On Friday Felicia Foxx posted problematic images Scarlet Adams onto their account, calling them out for their past decisions.
“I apologise in advance as some of this content can be distressing, I deeply feel for every single culture that is disrespected in these pictures,” wrote Foxx on Instagram.
“It makes me sick to my core to see numerous people in the LGBTQ+ community who are profiting off of making a mockery and disrespecting peoples cultures.
“My people & our culture is not a joke for anyone, especially privileged dominating cultures to make a mockery out of us!!!!”
However, the post was deleted by Instagram, and Foxx had to repost the entire thing.
“DONT SILENCE ME BY REMOVING MY POST‼️ HOW DARE YOU remove my post and my voice. I am not sending hate mail nor abusing anyone I’m utilising my platform for good!!!” they wrote in the repost.
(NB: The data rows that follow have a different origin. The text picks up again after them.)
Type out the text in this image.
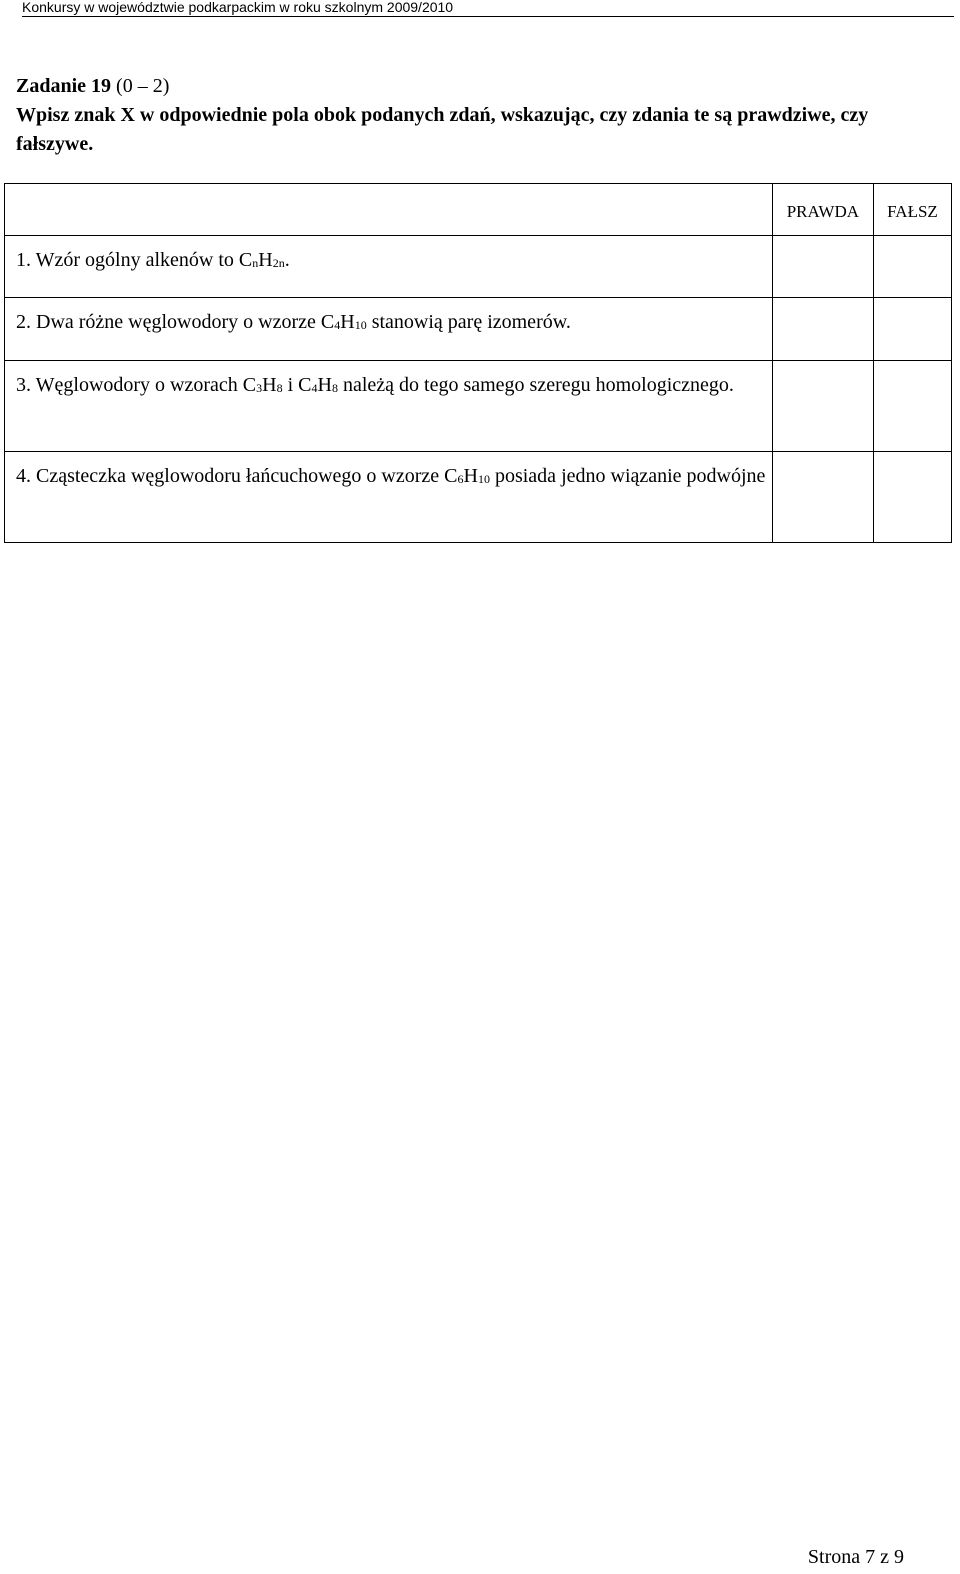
Konkursy w województwie podkarpackim w roku szkolnym 2009/2010
Zadanie 19 (0 – 2)
Wpisz znak X w odpowiednie pola obok podanych zdań, wskazując, czy zdania te są prawdziwe, czy fałszywe.
	PRAWDA	FAŁSZ

1. Wzór ogólny alkenów to CnH2n.		

2. Dwa różne węglowodory o wzorze C4H10 stanowią parę izomerów.		

3. Węglowodory o wzorach C3H8 i C4H8 należą do tego samego szeregu homologicznego.		

4. Cząsteczka węglowodoru łańcuchowego o wzorze C6H10 posiada jedno wiązanie podwójne		

Strona 7 z 9
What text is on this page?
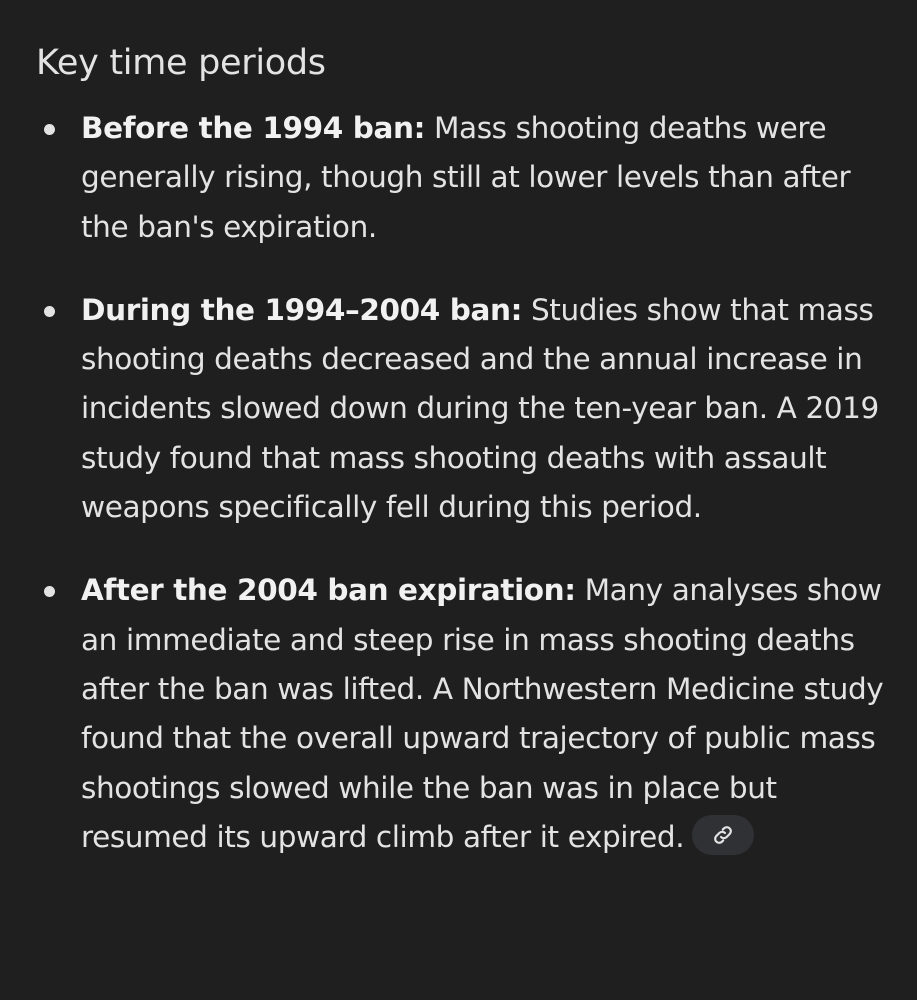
Key time periods
Before the 1994 ban: Mass shooting deaths were generally rising, though still at lower levels than after the ban's expiration.
During the 1994–2004 ban: Studies show that mass shooting deaths decreased and the annual increase in incidents slowed down during the ten-year ban. A 2019 study found that mass shooting deaths with assault weapons specifically fell during this period.
After the 2004 ban expiration: Many analyses show an immediate and steep rise in mass shooting deaths after the ban was lifted. A Northwestern Medicine study found that the overall upward trajectory of public mass shootings slowed while the ban was in place but resumed its upward climb after it expired.
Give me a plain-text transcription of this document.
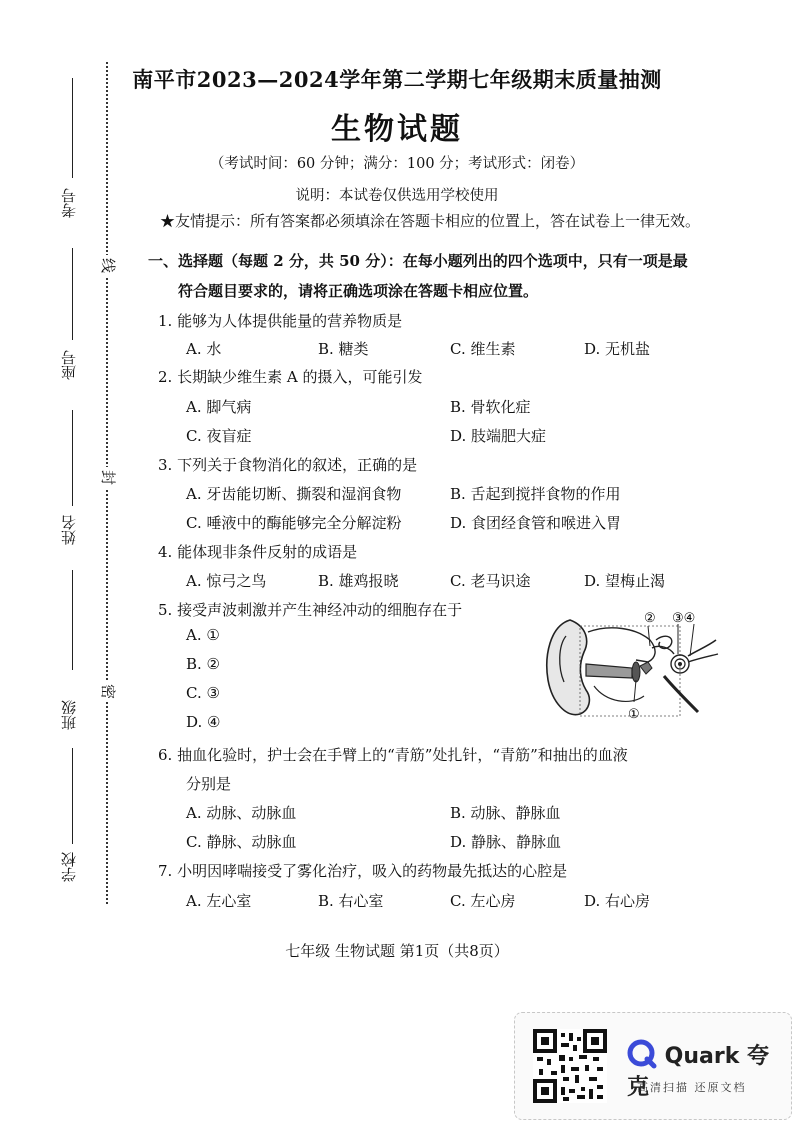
考号
座号
姓名
班级
学校
线
封
密
南平市2023—2024学年第二学期七年级期末质量抽测
生物试题
（考试时间：60 分钟；满分：100 分；考试形式：闭卷）
说明：本试卷仅供选用学校使用
★友情提示：所有答案都必须填涂在答题卡相应的位置上，答在试卷上一律无效。
一、选择题（每题 2 分，共 50 分）：在每小题列出的四个选项中，只有一项是最
符合题目要求的，请将正确选项涂在答题卡相应位置。
1. 能够为人体提供能量的营养物质是
A. 水	B. 糖类	C. 维生素	D. 无机盐
2. 长期缺少维生素 A 的摄入，可能引发
A. 脚气病	B. 骨软化症
C. 夜盲症	D. 肢端肥大症
3. 下列关于食物消化的叙述，正确的是
A. 牙齿能切断、撕裂和湿润食物	B. 舌起到搅拌食物的作用
C. 唾液中的酶能够完全分解淀粉	D. 食团经食管和喉进入胃
4. 能体现非条件反射的成语是
A. 惊弓之鸟	B. 雄鸡报晓	C. 老马识途	D. 望梅止渴
5. 接受声波刺激并产生神经冲动的细胞存在于
A. ①
B. ②
C. ③
D. ④
② ③④
①
6. 抽血化验时，护士会在手臂上的“青筋”处扎针，“青筋”和抽出的血液
分别是
A. 动脉、动脉血	B. 动脉、静脉血
C. 静脉、动脉血	D. 静脉、静脉血
7. 小明因哮喘接受了雾化治疗，吸入的药物最先抵达的心腔是
A. 左心室	B. 右心室	C. 左心房	D. 右心房
七年级 生物试题 第1页（共8页）
Quark 夸克
高清扫描 还原文档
You can view the images of Scarlet Adams below. The following images may be distressing for some people.
Instagram user @beep_boop13 (Jorgen Woods) also posted images of Scarlet Adams’ history of culturally insensitive performances, which you can see below.
Woods also posted a screenshot of messages between them and an individual who claims to have watched Scarlet Adams perform.
The messages alleged that during the performance, Adams used derogatory terms against Aboriginal peoples.
Woods also brought to light the fact that in 2015, Adams impersonated former SBS newsreader and Indonesian-born Australian woman Lee Lin Chin at The Court Hotel.
At the time of writing, the video is still up on YouTube.
On June 5, 2020, Scarlet Adams addressed her past on Facebook, saying that they were “ignorant”, “young” and “so fucking stupid.”
The apology has been reposted on Adams’ Instagram highlight titled “Atonement”.
Now that the pictures have emerged again, Adams has posted a brand new apology.
“In recent days, I have heard stories repeated about my past,” they wrote.
“There is no way to sugar-coat it, when I was a teenager roughly 8 years ago I performed in blackface/cultural appropriation.”